Alice’s Garden recently hosted “Reckoning My Own Whiteness” and left me with this powerful quote: “If you don’t have an anti-racism plan, you plan to be racist.” It’s not enough to be non-racist. Do you have an anti-racism plan?
I’ve only just begun my journey, but my first step has been all about listening and learning. The following resources have been helpful for me personally so far. I recommend them if you’re looking for a place to start!
- 13th – Film directed by Ava DuVernay, currently available on Netflix. This film taught me so much about how slavery has evolved into mass incarceration, and what that meant along the way.
It provided a lot of context for the calls the protests are making right now – justice for George Floyd and Breonna Taylor, end police brutality, and defund the police.
- “Reckoning My Own Whiteness“ – Labyrinth walk hosted by Alice’s Garden. This walk helped me see what I’ve been blind to because of my whiteness, and gave me hope for the future.
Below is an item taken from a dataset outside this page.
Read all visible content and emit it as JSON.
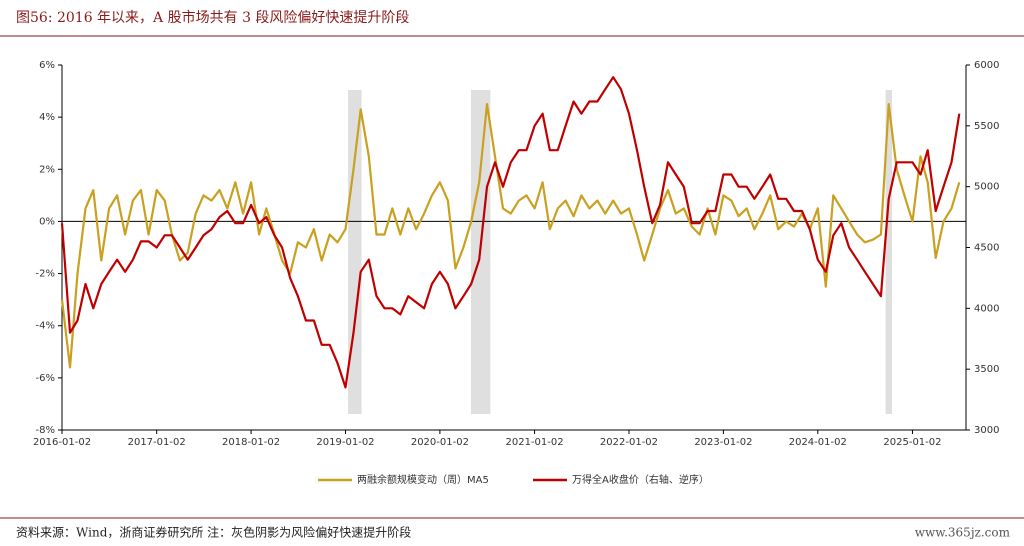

Alice’s Garden plans to host this event and events similar in the future. Please stay tuned to their Facebook page here for more info. If you find value in their work and events, please donate to their garden or programs through their website.
- Me And White Supremacy – Book by Layla F Saad. I’m only a few chapters in, but Layla has already perfectly explained why addressing white supremacy in myself is key to ending racism.
The book is set up as a 28-day challenge, but you can work through it at your own pace. Layla is also a great teacher through Instagram, but if you value her work, please support her by purchasing her book.
- “Beyond Sherman Park’s Continuing Conversation“ – Community conversation hosted by Milwaukee PBS and WUWM Radio in August 2017. This helped me understand what inequalities Milwaukee’s Black community are facing. Because we weren’t truly listening and/or didn’t act urgently in response then, many of these concerns still exist today.
I’ve been sorting through what this means for me in my role in building a sustainable Milwaukee. But here’s what I know for sure: I won’t stop fighting racism and white supremacy, or supporting the Black Lives Matter movement.
Not only is it the right thing to do, but it’s what each of us has to do. We can’t just let this moment slip by. We have to work together to defeat racism with anti-racism.